Avatar: The Way of Water takes place over a decade on from the events of the first film, as Sam Worthington’s Jake Sully and Zoe Saldaña’s Neytiri raise their Na’vi children on the planet Pandora, during the mid-22nd century. 

The largely vacuous and unengaging plot resurrects Stephen Lang’s 80s villain Colonel Miles Quaritch as a Na’vi clone with the deceased soldier’s memories. He’s bent on getting revenge, seeking out Jake and chasing him to the home of the free-diving Metkayina who live by the sea. There’s a little more to the plot than that which would verge into spoiler territory, but largely that’s it. 

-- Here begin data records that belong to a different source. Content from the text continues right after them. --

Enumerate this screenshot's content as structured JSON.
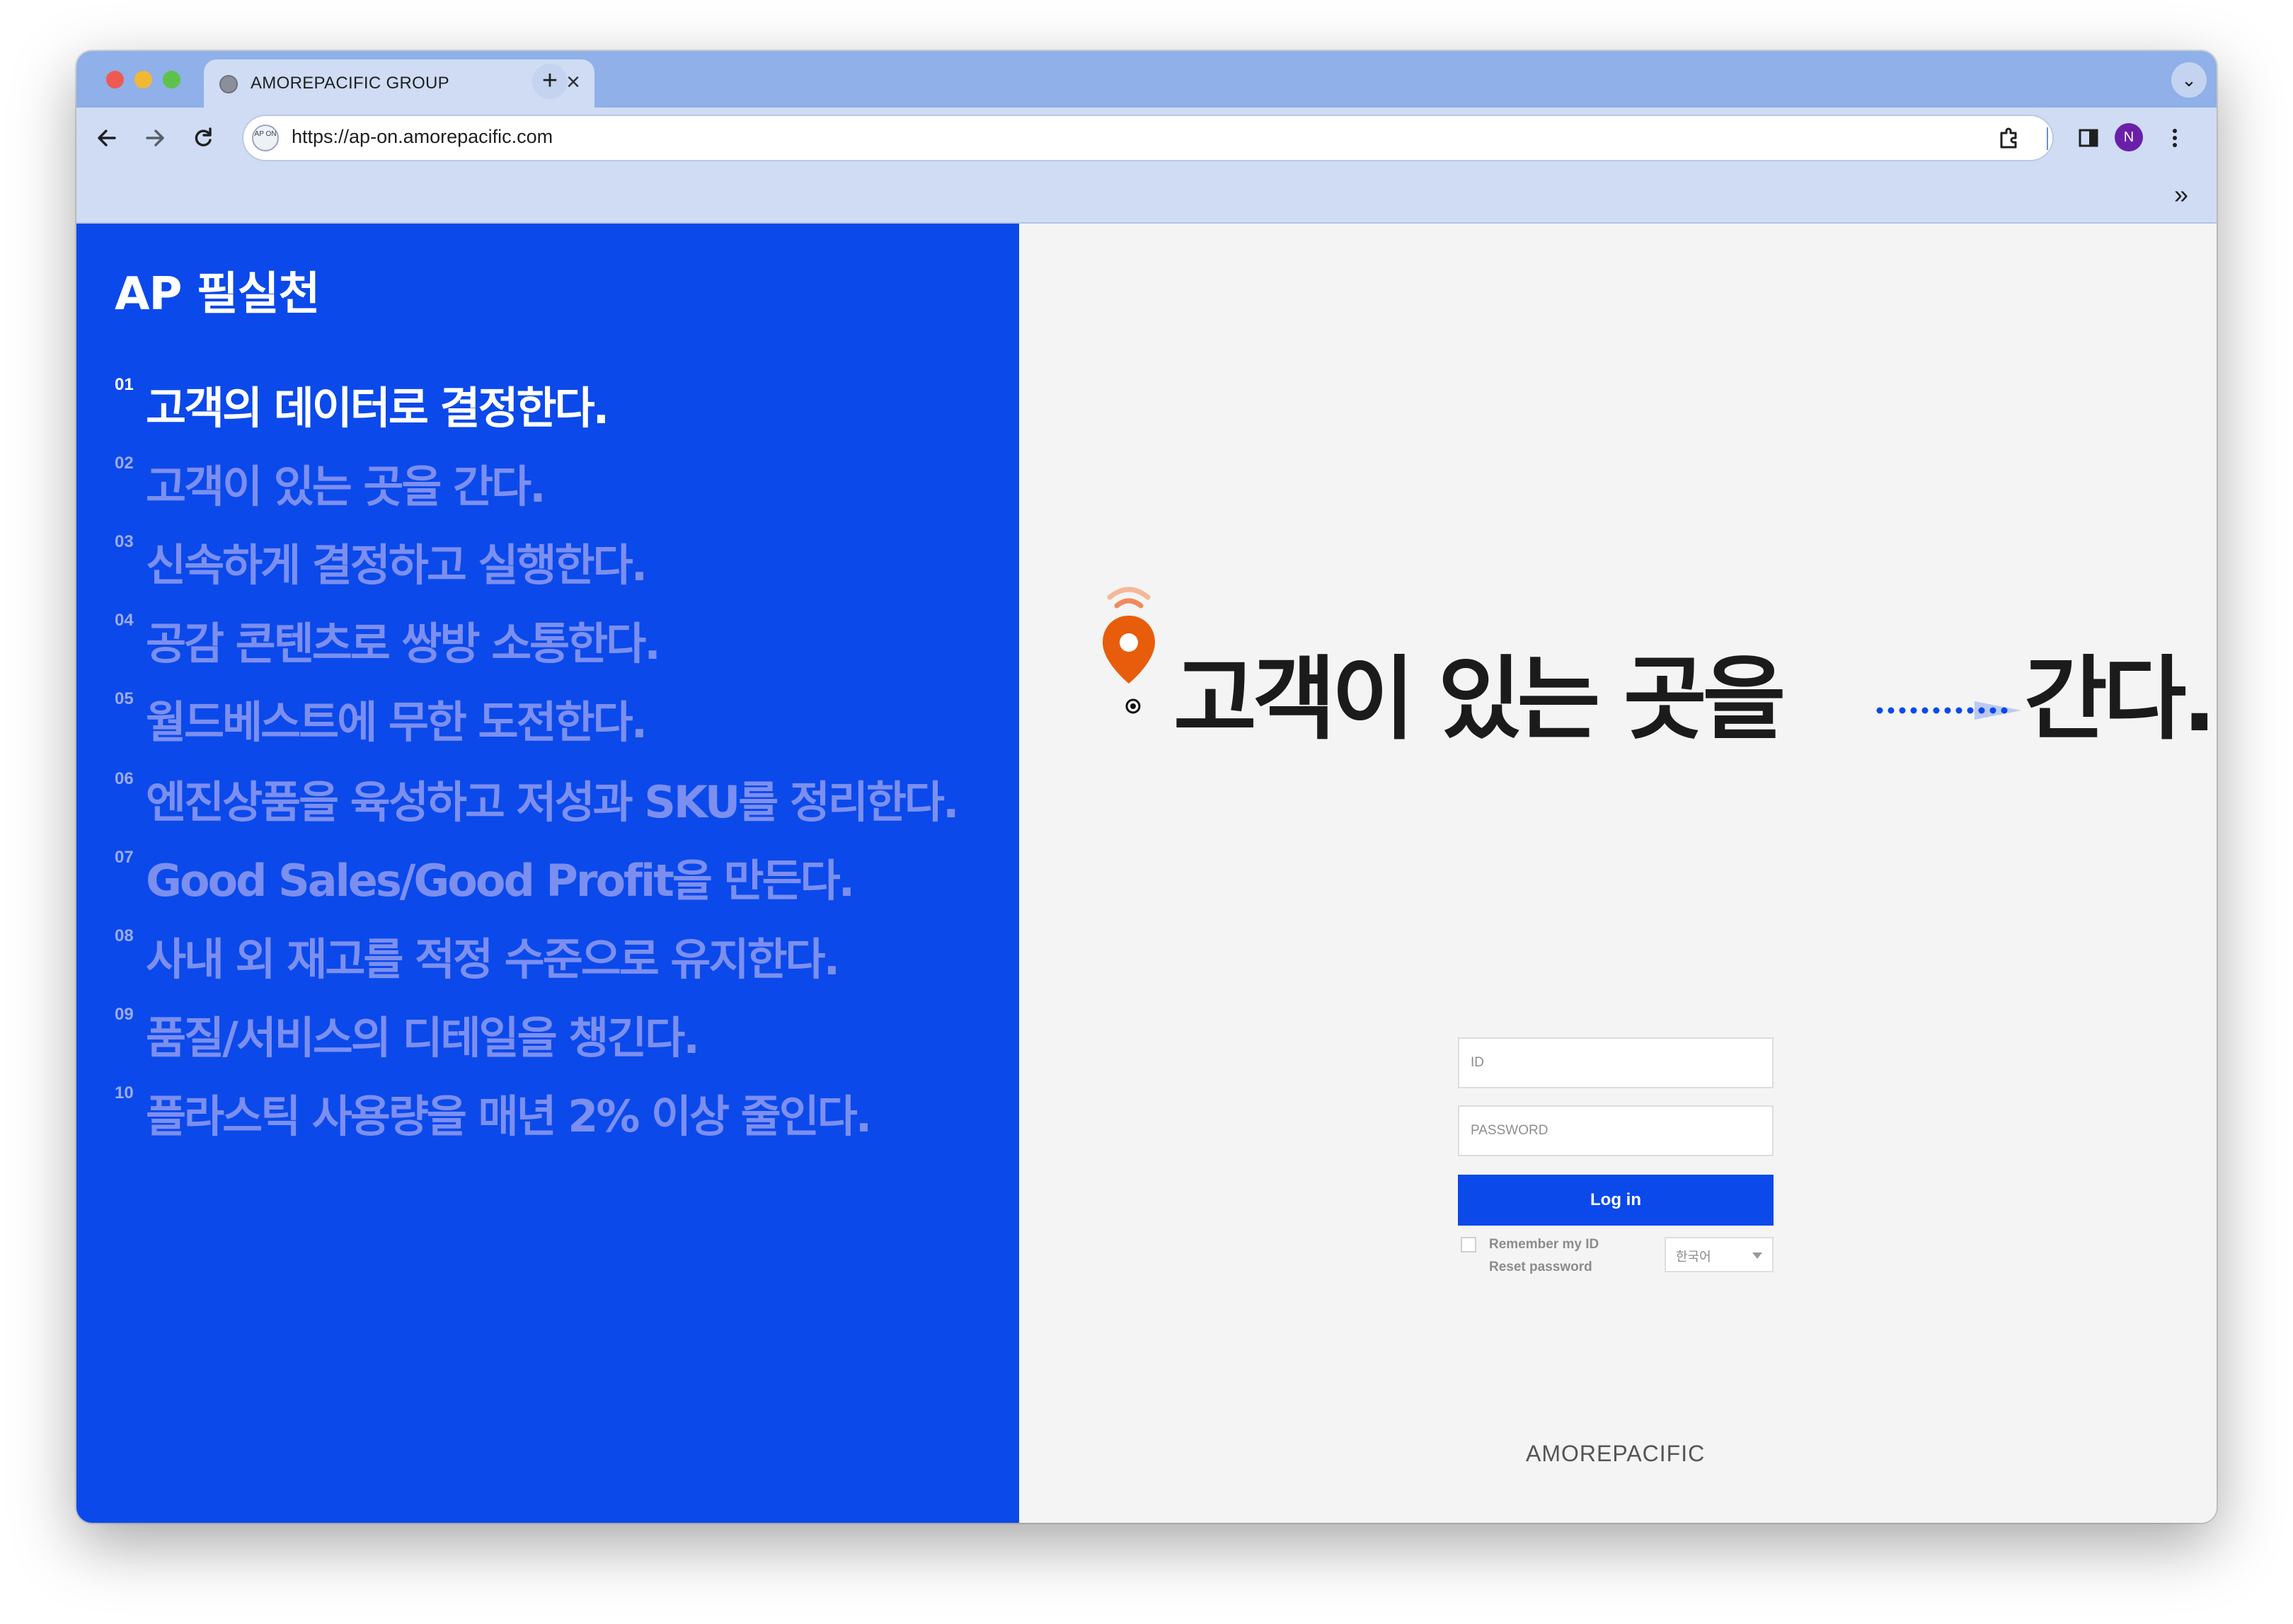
{
  "browser": {
    "tab_title": "AMOREPACIFIC GROUP",
    "tab_close": "×",
    "new_tab": "+",
    "tab_menu": "⌄",
    "url": "https://ap-on.amorepacific.com",
    "site_icon_text": "AP ON",
    "profile_initial": "N",
    "bookmarks_overflow": "»",
    "icons": [
      "back-arrow-icon",
      "forward-arrow-icon",
      "reload-icon",
      "extensions-icon",
      "side-panel-icon",
      "kebab-menu-icon"
    ]
  },
  "left_panel": {
    "title": "AP 필실천",
    "bg_color": "#0b49ea",
    "principles": [
      {
        "num": "01",
        "text": "고객의 데이터로 결정한다."
      },
      {
        "num": "02",
        "text": "고객이 있는 곳을 간다."
      },
      {
        "num": "03",
        "text": "신속하게 결정하고 실행한다."
      },
      {
        "num": "04",
        "text": "공감 콘텐츠로 쌍방 소통한다."
      },
      {
        "num": "05",
        "text": "월드베스트에 무한 도전한다."
      },
      {
        "num": "06",
        "text": "엔진상품을 육성하고 저성과 SKU를 정리한다."
      },
      {
        "num": "07",
        "text": "Good Sales/Good Profit을 만든다."
      },
      {
        "num": "08",
        "text": "사내 외 재고를 적정 수준으로 유지한다."
      },
      {
        "num": "09",
        "text": "품질/서비스의 디테일을 챙긴다."
      },
      {
        "num": "10",
        "text": "플라스틱 사용량을 매년 2% 이상 줄인다."
      }
    ]
  },
  "hero": {
    "slogan_part1": "고객이 있는 곳을",
    "slogan_part2": "간다.",
    "pin_color": "#e85d0c"
  },
  "login": {
    "id_placeholder": "ID",
    "password_placeholder": "PASSWORD",
    "login_label": "Log in",
    "remember_label": "Remember my ID",
    "reset_label": "Reset password",
    "language": "한국어",
    "button_color": "#0b49ea"
  },
  "footer": {
    "brand": "AMOREPACIFIC"
  }
}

At three hours and 12 minutes, the blockbuster is painfully slow, with Express.co.uk and those in the seats next to us admitting that they nodded off for a least five minutes during the extensive runtime. The arduous slog was especially felt during the first couple of acts that seem much more interested in showing off state-of-the-art visuals instead of telling an engaging story.

This felt particularly jarring in the 48 frames per second cut Express.co.uk saw, up from the standard cinematic 24. The unnecessarily high frame rate gave the film a jittery picture that makes the CGI-dominated world look more like an incredibly detailed video game cut scene than the future of cinema.

To be fair to Cameron, Avatar: The Way of Water’s motion capture characters are stunning, as are the aquatic alien creatures who we view for extended scenes underwater that feel like in a 3D IMAX documentary. However, this is a movie, not a David Attenborough stroll through nature. And yet much of the second act is spent with the Na’vi kids splashing about.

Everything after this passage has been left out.